Moisture in plants, soils, and the atmosphere are all important factors in maintaining a fire-resistant forest. In the winter, many plants die back or go into “sleep” mode, but come spring, they wake up thirsty, ready to take up and hold water. Unfortunately, during February’s early rainfall, the plants weren’t quite ready to drink it all in, so much of the water that usually comes as snow, which is vital to the forest, washed away.

Consistent water supply keeps forest soil hydrated, with soils acting like a sponge that filters and retains water and nutrients. If our snowpack runs dry earlier than usual, our forests’ ability to act like a sponge will decrease. This could lead to parched soils, from the topsoil layer deep into the ground, and drought-stressed plants, creating perfect fuel for wildfires.

Speaking of wildfire fuel, the type and availability of it greatly influences both the intensity (amount of heat energy produced) and severity (amount of plants/infrastructure burned). An increase in dead plants, or dry logs, provides more easily ignitable fuel, and low, dead branches can potentially turn fires into canopy-climbing monsters, spreading faster than you can say “Smokey Bear.” Dry soils turn surface fires into a sprinting race, and can even lead to “zombie” fires that smoulder underground throughout the winter and can reignite the following summer.
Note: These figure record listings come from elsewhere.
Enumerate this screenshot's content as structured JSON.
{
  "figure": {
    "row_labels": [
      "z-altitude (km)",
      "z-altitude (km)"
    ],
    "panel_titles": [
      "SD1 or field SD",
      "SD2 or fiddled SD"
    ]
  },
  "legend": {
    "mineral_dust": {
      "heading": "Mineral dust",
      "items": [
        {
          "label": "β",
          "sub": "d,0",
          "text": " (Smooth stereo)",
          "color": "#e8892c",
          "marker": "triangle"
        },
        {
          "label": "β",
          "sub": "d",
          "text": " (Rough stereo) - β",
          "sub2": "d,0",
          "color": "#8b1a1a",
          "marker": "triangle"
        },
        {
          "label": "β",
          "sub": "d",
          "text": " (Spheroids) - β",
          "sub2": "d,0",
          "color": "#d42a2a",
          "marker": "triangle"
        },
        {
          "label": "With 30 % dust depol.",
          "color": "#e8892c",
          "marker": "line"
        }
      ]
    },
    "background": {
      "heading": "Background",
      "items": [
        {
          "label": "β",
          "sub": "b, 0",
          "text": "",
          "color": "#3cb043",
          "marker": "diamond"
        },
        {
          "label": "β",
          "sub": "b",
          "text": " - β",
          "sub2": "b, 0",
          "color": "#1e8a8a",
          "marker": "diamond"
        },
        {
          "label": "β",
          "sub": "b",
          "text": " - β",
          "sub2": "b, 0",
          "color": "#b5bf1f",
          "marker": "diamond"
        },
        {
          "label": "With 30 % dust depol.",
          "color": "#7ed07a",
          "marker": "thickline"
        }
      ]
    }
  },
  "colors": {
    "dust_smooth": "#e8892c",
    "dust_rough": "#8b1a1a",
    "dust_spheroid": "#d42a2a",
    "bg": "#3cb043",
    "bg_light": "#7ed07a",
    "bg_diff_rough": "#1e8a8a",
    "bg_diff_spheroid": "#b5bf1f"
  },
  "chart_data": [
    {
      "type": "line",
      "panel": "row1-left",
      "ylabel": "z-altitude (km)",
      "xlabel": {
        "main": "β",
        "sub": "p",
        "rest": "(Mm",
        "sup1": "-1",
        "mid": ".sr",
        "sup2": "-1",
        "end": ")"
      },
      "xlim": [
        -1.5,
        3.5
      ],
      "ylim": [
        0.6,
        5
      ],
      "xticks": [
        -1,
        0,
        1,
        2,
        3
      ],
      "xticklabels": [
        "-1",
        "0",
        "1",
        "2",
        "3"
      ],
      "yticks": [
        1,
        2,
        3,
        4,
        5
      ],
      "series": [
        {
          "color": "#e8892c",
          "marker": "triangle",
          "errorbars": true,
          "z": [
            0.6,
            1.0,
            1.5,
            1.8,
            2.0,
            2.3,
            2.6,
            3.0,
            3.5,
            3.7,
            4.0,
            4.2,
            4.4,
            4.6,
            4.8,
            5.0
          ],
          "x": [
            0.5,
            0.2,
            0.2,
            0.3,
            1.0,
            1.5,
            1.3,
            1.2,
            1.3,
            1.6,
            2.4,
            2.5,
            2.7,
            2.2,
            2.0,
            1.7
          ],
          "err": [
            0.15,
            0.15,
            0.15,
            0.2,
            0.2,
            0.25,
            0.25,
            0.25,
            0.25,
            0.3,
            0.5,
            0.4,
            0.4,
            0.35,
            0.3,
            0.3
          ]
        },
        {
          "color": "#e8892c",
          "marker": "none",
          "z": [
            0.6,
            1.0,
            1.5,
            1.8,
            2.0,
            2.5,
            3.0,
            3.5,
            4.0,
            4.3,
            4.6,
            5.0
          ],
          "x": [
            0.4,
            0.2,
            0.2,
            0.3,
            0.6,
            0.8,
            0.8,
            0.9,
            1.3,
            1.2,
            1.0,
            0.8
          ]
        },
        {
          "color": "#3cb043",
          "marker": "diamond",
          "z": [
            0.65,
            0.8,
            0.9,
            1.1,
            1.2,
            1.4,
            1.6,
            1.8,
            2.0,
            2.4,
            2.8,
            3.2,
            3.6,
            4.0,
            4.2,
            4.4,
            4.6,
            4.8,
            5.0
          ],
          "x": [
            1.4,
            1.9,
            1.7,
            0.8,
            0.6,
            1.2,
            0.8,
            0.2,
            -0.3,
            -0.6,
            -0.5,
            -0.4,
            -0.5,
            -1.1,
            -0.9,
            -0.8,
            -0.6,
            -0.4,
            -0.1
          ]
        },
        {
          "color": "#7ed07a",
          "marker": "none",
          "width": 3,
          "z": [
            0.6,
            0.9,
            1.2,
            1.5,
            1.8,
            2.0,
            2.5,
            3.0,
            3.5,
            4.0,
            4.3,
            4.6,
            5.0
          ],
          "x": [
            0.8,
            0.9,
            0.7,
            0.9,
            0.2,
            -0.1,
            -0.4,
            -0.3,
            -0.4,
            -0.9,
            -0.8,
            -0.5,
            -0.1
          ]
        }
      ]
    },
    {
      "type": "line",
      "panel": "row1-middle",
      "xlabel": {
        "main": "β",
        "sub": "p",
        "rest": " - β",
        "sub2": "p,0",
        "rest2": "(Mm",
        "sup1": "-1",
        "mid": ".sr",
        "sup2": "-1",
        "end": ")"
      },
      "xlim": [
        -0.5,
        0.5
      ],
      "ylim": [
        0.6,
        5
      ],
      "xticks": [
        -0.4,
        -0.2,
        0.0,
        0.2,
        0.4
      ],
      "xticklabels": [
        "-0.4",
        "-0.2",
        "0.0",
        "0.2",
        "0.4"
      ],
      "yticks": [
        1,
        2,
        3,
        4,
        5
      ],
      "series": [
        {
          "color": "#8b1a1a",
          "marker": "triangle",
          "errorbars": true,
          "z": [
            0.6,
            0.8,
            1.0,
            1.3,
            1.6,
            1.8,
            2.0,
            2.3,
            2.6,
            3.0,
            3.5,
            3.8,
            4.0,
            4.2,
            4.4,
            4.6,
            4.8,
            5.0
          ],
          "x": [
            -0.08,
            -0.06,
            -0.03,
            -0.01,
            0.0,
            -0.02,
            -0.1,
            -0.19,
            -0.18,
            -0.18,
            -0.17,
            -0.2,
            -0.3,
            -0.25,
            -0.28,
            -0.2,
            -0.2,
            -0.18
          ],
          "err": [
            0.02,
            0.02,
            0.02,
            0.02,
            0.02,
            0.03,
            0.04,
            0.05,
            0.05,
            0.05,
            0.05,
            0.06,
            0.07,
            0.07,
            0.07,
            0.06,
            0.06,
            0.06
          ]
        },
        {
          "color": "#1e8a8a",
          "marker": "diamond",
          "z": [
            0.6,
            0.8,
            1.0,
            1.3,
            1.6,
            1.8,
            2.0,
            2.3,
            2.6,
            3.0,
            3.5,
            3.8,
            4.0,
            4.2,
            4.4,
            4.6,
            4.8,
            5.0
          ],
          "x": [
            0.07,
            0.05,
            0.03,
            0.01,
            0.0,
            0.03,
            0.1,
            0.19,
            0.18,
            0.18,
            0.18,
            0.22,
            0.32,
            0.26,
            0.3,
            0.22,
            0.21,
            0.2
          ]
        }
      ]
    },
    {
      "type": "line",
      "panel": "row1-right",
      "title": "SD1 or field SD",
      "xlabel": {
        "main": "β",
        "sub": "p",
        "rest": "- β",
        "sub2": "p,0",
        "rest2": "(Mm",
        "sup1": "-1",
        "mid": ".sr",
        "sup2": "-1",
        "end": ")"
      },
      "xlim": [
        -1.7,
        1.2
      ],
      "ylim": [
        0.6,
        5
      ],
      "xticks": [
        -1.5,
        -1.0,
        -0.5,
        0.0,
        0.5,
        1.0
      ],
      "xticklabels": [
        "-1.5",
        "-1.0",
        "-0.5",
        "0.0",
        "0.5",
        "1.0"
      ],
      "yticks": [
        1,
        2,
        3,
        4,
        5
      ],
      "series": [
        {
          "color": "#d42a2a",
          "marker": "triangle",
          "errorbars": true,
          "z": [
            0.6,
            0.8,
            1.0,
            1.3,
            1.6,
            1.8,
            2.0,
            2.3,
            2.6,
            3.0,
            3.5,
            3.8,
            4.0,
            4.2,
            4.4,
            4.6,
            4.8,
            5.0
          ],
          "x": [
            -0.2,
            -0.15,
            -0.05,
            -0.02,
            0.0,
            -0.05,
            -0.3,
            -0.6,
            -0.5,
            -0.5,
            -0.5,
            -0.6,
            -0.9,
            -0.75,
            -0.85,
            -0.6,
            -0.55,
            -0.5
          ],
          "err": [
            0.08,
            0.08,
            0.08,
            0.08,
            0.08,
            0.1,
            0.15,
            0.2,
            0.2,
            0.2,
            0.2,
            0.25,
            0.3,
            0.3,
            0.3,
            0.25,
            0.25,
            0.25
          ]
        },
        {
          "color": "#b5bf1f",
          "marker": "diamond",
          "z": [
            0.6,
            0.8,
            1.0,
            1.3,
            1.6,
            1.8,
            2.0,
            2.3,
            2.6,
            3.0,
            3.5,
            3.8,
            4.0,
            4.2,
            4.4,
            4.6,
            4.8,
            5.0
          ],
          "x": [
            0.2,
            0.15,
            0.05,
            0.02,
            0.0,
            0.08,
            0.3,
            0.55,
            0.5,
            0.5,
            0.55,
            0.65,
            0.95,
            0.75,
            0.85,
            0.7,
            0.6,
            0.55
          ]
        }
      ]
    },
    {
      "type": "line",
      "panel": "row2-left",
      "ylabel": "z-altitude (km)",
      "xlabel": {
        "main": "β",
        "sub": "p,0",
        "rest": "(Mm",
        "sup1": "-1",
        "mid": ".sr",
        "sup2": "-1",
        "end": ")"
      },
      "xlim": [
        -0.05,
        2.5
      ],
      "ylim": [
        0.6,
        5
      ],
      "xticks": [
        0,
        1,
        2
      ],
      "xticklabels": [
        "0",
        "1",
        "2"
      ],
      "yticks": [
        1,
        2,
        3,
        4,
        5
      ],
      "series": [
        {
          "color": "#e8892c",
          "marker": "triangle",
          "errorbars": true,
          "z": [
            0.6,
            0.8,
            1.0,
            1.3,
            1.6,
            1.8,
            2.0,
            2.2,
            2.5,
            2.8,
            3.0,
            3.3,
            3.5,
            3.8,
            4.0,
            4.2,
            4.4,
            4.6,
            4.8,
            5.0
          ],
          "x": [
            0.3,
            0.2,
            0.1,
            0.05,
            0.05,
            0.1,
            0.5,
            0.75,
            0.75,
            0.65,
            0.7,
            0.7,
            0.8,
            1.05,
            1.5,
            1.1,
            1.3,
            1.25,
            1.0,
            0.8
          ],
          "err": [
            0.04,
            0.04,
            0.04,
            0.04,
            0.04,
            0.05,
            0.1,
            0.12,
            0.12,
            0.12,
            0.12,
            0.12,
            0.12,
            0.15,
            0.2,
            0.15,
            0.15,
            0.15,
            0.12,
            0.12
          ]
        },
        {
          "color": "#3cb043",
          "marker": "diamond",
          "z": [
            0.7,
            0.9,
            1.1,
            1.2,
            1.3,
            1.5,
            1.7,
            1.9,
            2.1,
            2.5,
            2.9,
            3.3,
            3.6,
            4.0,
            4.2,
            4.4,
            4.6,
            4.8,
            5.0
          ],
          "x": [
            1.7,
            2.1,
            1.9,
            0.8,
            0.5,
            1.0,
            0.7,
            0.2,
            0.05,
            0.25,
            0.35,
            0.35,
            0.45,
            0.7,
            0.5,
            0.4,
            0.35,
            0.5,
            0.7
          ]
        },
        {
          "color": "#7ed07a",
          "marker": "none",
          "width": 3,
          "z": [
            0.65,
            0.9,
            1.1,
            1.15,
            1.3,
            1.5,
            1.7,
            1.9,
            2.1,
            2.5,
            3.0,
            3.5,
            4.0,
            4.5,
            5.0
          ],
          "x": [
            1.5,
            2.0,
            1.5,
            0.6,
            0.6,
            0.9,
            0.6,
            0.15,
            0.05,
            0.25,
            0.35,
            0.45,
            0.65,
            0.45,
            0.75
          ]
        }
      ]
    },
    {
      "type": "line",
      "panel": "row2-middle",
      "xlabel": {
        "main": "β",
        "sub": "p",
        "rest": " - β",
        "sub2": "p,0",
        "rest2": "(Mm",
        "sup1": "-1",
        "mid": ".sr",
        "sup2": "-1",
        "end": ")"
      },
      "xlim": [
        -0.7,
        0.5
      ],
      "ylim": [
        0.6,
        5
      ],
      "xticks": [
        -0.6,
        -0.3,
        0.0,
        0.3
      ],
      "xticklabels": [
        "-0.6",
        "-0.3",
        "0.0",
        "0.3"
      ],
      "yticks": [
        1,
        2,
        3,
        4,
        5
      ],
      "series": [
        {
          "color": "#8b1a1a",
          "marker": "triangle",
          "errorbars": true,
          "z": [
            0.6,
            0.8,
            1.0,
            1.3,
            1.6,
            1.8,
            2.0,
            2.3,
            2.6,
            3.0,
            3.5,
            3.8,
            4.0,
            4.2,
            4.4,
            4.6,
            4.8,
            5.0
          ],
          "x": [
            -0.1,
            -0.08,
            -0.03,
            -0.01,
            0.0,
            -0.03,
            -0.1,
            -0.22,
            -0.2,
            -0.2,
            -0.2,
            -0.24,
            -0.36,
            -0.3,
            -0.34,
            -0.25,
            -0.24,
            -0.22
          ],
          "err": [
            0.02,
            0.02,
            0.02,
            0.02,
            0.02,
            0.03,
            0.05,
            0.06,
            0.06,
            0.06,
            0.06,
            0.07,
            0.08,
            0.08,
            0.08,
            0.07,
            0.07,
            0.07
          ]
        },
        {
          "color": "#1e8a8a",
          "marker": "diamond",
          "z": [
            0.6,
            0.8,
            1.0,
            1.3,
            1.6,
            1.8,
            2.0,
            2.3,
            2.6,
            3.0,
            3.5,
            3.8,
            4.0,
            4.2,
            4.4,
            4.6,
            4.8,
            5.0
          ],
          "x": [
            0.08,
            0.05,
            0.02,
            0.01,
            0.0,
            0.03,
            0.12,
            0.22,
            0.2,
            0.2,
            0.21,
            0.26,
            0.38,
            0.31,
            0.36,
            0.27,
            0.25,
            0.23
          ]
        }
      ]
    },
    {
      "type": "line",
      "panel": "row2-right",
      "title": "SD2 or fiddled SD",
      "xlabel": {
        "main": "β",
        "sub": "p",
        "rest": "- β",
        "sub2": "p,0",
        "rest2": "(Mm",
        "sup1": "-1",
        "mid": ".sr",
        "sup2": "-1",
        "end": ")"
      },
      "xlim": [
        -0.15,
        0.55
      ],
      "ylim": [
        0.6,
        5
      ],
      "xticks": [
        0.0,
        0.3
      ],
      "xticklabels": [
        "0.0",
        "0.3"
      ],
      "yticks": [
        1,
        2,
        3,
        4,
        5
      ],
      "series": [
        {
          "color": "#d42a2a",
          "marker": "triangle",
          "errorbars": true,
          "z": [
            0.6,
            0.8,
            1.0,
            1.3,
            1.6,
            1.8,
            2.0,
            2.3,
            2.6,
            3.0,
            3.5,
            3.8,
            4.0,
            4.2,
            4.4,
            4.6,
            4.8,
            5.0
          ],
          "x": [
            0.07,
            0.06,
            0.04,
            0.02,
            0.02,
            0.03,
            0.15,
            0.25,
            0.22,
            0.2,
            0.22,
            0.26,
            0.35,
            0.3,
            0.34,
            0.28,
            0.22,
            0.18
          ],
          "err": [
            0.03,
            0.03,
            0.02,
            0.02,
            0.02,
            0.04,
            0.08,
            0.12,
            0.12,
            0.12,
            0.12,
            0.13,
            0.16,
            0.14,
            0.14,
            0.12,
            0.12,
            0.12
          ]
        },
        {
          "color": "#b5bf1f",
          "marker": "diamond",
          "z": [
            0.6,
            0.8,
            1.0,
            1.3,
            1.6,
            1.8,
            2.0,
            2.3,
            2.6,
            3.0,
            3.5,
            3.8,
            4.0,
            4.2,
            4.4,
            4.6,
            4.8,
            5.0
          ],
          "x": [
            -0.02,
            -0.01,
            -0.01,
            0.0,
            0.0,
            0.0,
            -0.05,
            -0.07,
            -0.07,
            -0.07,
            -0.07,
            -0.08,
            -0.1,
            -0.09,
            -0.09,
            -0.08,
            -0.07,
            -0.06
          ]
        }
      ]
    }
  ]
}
Scary!

The connection between winter conditions, stream flow, the upcoming fire season, and the future of our mountain sports are deeply entwined. With less moisture in our forest’s soils, combined with dry, warm conditions, the stage is set for wildfires that are not just bigger, but nastier, too. And this season’s change in hydrologic rhythm isn’t a one-off; as nature’s patterns are changed climatically from the “norm,” our forests will likely become hotter and drier, making each wildfire season a bit scarier than the last.